Direct access ratio 1.0 — 100% of access paths are direct CollectionUser.
Collections per user PowerLaw 1-20 (skew 0.5). First users get up to 20, most get 1. CV > 0.2.
Multi-collection rate 15% of ~2,250 non-orphan ciphers in 2-3 collections. Max 3 per cipher.

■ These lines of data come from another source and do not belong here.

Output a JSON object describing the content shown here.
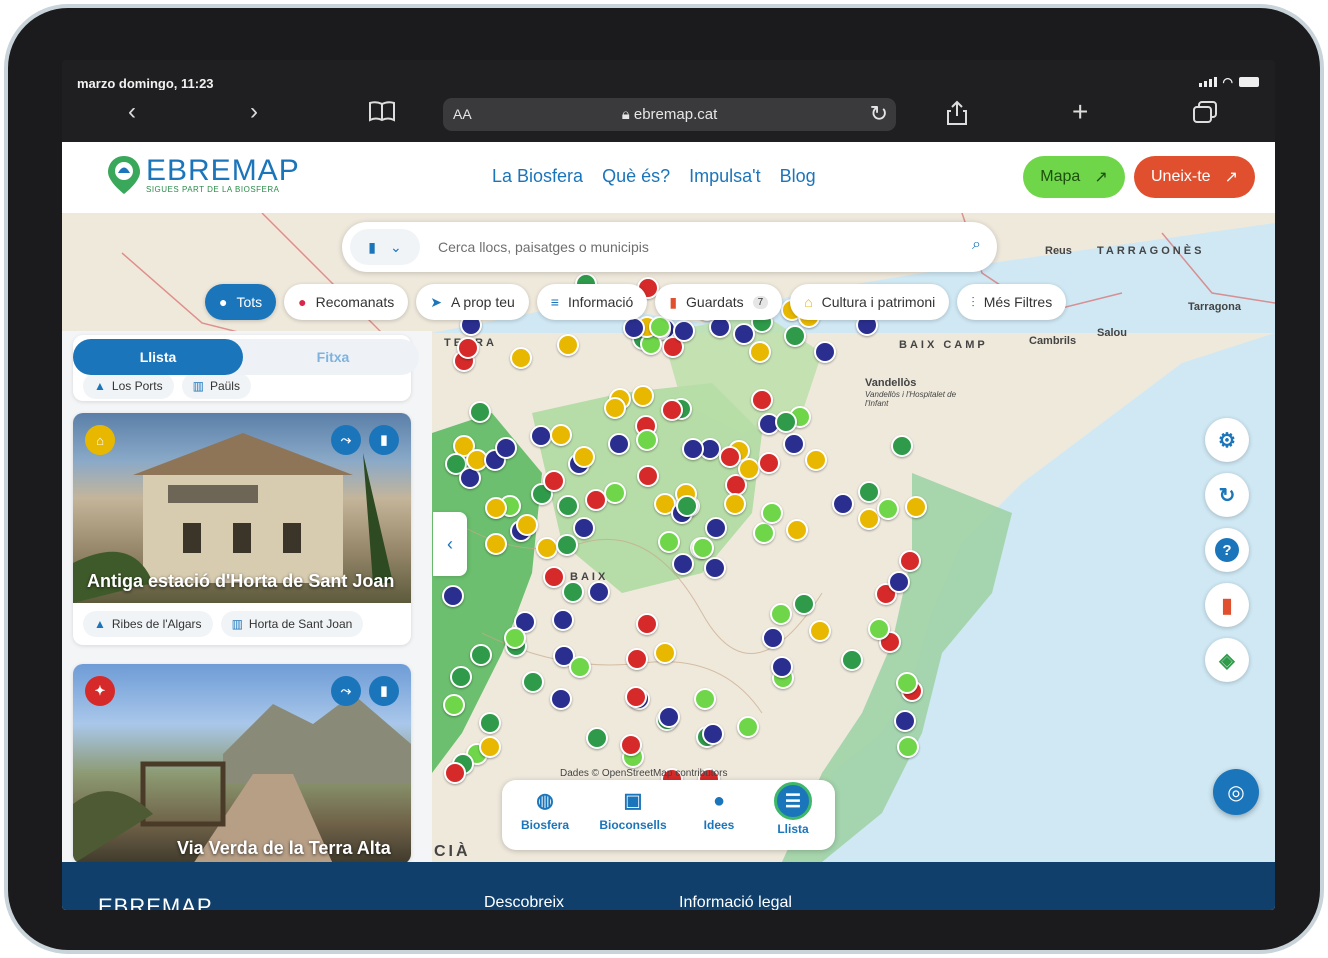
{
  "status": {
    "time": "marzo domingo, 11:23"
  },
  "browser": {
    "aa": "AA",
    "url": "ebremap.cat"
  },
  "header": {
    "logo": "EBREMAP",
    "logo_sub": "SIGUES PART DE LA BIOSFERA",
    "nav": [
      "La Biosfera",
      "Què és?",
      "Impulsa't",
      "Blog"
    ],
    "mapa_button": "Mapa",
    "uneix_button": "Uneix-te"
  },
  "search": {
    "placeholder": "Cerca llocs, paisatges o municipis"
  },
  "chips": [
    {
      "label": "Tots",
      "active": true
    },
    {
      "label": "Recomanats"
    },
    {
      "label": "A prop teu"
    },
    {
      "label": "Informació"
    },
    {
      "label": "Guardats",
      "count": "7"
    },
    {
      "label": "Cultura i patrimoni"
    },
    {
      "label": "Més Filtres"
    }
  ],
  "panel": {
    "tab_list": "Llista",
    "tab_fixed": "Fitxa",
    "prev_tags": [
      "Los Ports",
      "Paüls"
    ],
    "cards": [
      {
        "title": "Antiga estació d'Horta de Sant Joan",
        "tags": [
          "Ribes de l'Algars",
          "Horta de Sant Joan"
        ],
        "category_color": "#e8b800"
      },
      {
        "title": "Via Verda de la Terra Alta",
        "tags": [],
        "category_color": "#d62a2a"
      }
    ]
  },
  "map": {
    "labels": [
      "TERRA",
      "BAIX CAMP",
      "TARRAGONÈS",
      "Reus",
      "Tarragona",
      "Cambrils",
      "Salou",
      "Vandellòs",
      "Vandellòs i l'Hospitalet de l'Infant",
      "BAIX",
      "CIÀ"
    ],
    "attribution": "Dades © OpenStreetMap contributors"
  },
  "bottom_nav": [
    {
      "label": "Biosfera"
    },
    {
      "label": "Bioconsells"
    },
    {
      "label": "Idees"
    },
    {
      "label": "Llista",
      "active": true
    }
  ],
  "footer": {
    "logo": "EBREMAP",
    "col1": "Descobreix",
    "col2": "Informació legal"
  },
  "colors": {
    "brand_blue": "#1b75bb",
    "green": "#6fd64a",
    "orange": "#e1502e",
    "footer": "#0f3f6a"
  }
}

Validation Preset Expected Values

1. Power-Law Distribution

dotnet run -- preset --name validation.density-modeling-power-law-test --mangle
Check Expected
Groups 10 groups. First has ~50 members, decays to 1. Last 2 have 0 members (20% empty rate).
CollectionGroups > 0 records. First collections have more groups assigned (PowerLaw fan-out).
Permissions ~50% ReadOnly, ~30% ReadWrite, ~15% Manage, ~5% HidePasswords.
Orphan ciphers ~50 of 500 (10% orphan rate).
DirectAccessRatio 0.6 — roughly 60% of access paths are direct CollectionUser.

2. MegaGroup Distribution

dotnet run -- preset --name validation.density-modeling-mega-group-test --mangle
Check Expected
Groups 5 groups. Group 1 has ~90 members (90.5%). Groups 2-5 split ~10 members.
CollectionUsers 0 records. DirectAccessRatio is 0.0 — all access via groups.
CollectionGroups > 0. First 10 collections get 3 groups (FrontLoaded), rest get 1.
Permissions 25% each for ReadOnly, ReadWrite, Manage, HidePasswords (even split).

3. Empty Groups

dotnet run -- preset --name validation.density-modeling-empty-groups-test --mangle
Check Expected
Groups 10 groups total. 5 with ~10 members each, 5 with 0 members (50% empty).
CollectionGroups Only reference the 5 non-empty groups.
DirectAccessRatio 0.5 — roughly half of users get direct CollectionUser records.

4. No Density (Baseline)

dotnet run -- preset --name validation.density-modeling-no-density-test --mangle
Check Expected
Groups 5 groups with ~10 members each (uniform round-robin).
CollectionGroups 0 records. No density = no CollectionGroup generation.
Permissions First assignment per user is Manage, subsequent are ReadOnly (original cycling pattern).
Orphan ciphers 0. Every cipher assigned to at least one collection.